The legislation to combat sexual assaults earned approval by the House committee without any voice of opposition, and the underlying NDAA garnered overwhelming bipartisan support, with a vote of 59-2. The legislation was spearheaded by McCaskill and Collins' House counterparts, Representatives Turner and Tsongas and represents the clearest sign yet that Congress will make major reforms this year to the way the military handles cases of sexual assault in response to an ongoing crisis of sexual assault in the military.
"Serious reforms will be made in the way these cases are handled and the protections provided to survivors-with overwhelming bipartisan support in the House, it's clear that it is only a matter of time now," said U.S. Senator Claire McCaskill, a former county prosecutor and a senior member of the Senate Armed Services Committee. "Today's progress wouldn't have been possible without the incredible amount of passion Mike Turner and Niki Tsongas have brought to this issue- and the Senate will be acting soon."
"The epidemic of sexual abuse in the military cannot stand.

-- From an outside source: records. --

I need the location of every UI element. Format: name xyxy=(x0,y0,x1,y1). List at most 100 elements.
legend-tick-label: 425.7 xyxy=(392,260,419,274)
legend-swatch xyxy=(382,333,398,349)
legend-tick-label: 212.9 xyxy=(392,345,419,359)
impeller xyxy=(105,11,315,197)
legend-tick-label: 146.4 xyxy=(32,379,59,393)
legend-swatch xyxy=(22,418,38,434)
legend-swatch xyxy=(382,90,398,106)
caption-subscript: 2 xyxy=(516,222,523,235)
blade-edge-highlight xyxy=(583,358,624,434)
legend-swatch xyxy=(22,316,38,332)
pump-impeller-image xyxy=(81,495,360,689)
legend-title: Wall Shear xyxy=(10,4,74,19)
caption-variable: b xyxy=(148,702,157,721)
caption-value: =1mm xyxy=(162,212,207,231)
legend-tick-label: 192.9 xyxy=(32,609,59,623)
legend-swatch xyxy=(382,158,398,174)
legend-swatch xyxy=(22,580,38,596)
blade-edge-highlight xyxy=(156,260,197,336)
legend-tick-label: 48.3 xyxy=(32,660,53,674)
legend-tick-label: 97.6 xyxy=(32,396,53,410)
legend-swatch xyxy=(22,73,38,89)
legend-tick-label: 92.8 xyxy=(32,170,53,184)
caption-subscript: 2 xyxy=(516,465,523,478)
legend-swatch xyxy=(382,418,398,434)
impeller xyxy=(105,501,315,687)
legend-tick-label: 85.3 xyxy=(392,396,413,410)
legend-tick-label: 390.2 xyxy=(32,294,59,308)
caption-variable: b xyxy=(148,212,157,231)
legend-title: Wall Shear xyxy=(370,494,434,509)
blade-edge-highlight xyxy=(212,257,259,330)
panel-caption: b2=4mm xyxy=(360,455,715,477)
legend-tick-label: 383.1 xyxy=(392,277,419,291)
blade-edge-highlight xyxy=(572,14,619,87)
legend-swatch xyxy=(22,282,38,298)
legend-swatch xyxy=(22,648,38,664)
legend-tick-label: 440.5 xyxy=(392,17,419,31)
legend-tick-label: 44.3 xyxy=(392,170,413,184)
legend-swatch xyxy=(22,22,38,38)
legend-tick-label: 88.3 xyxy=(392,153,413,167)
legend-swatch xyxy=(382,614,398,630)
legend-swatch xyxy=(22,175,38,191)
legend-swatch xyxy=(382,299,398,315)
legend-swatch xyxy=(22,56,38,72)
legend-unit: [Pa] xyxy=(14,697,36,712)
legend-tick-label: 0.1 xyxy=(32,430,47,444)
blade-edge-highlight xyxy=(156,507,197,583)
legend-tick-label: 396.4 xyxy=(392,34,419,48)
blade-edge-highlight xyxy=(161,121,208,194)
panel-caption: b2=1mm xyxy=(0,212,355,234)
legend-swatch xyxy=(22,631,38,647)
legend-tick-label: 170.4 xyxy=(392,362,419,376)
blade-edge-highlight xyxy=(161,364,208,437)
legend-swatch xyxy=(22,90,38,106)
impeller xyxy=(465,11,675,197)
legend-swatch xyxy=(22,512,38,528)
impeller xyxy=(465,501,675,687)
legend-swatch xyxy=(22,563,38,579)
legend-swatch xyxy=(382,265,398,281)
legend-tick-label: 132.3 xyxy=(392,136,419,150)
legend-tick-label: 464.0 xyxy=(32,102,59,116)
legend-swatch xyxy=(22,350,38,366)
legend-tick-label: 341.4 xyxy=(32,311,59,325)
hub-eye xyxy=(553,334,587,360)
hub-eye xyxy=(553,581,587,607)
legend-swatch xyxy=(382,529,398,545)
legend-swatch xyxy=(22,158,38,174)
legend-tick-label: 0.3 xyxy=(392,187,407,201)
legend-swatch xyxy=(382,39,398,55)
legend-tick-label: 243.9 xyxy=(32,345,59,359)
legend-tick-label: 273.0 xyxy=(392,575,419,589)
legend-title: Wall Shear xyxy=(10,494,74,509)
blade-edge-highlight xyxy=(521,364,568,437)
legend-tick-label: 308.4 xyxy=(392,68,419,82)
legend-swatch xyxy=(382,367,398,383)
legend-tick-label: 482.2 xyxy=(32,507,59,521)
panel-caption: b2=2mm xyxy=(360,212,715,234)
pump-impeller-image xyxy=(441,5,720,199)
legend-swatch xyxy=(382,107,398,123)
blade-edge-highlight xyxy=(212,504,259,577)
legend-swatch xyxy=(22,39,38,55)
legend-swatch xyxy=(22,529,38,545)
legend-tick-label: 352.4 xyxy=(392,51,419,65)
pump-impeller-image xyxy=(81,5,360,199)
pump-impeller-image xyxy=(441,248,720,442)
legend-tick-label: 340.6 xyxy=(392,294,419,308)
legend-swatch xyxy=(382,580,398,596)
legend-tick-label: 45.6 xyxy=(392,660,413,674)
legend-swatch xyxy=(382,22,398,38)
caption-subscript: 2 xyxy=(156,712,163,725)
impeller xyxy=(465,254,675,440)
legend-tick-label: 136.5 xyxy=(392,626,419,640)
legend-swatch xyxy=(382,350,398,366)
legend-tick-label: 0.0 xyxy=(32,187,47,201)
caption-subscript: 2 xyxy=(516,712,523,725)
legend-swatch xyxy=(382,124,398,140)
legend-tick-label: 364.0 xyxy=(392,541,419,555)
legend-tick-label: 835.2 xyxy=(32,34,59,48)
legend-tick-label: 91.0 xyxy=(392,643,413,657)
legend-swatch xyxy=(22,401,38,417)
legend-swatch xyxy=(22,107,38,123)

We must ensure that justice is swift and certain to the criminals who have perpetuated these crimes," said U.S. Senator Susan Collins, a senior member of the Senate Defense Appropriations Subcommittee. "I applaud my colleagues in the House, Representatives Turner and Tsongas for their hard work, and I pledge to continue working with Senator McCaskill to address this unacceptable situation."
The McCaskill-Collins legislation will soon be similarly considered during the Senate Armed Services Committee's markup of its version of the NDAA.
The bill, which will be debated next week in the Senate Armed Services Committee, contains reforms to better address sexual assault prosecutions and aid survivors, including provisions that:
Strips commanders, when serving as a convening authority in a military court martial, of their authority to dismiss court martial convictions for most offenses, including in cases of rape and sexual assault.
Require a commander, when serving as a convening authority in a military court martial, to provide written justification for any modifications made to a sentence.
Require a commander, when serving as a convening authority in a military court martial, receive input from the victim before arriving at any decision during clemency proceedings.
Require that a person found guilty of an offense of rape, sexual assault, forcible sodomy, or an attempt to commit any of those offenses receive a punishment that includes, at a minimum, a dismissal or dishonorable discharge
Eliminate the five-year statute of limitations for sexual assault and sexual assault of a child.
Require that all military victims of sexual assault be provided special counsel by the military to assist them in the legal process.
Require that a sexual assault survivor be entitled to have counsel present when being questioned by counsel for an accused.
Ensure the military has the authority to move an individual accused of sexual assault from a unit to protect a victim from unwanted contact with their alleged attacker, while sustaining a victim's right to request expedited transfer.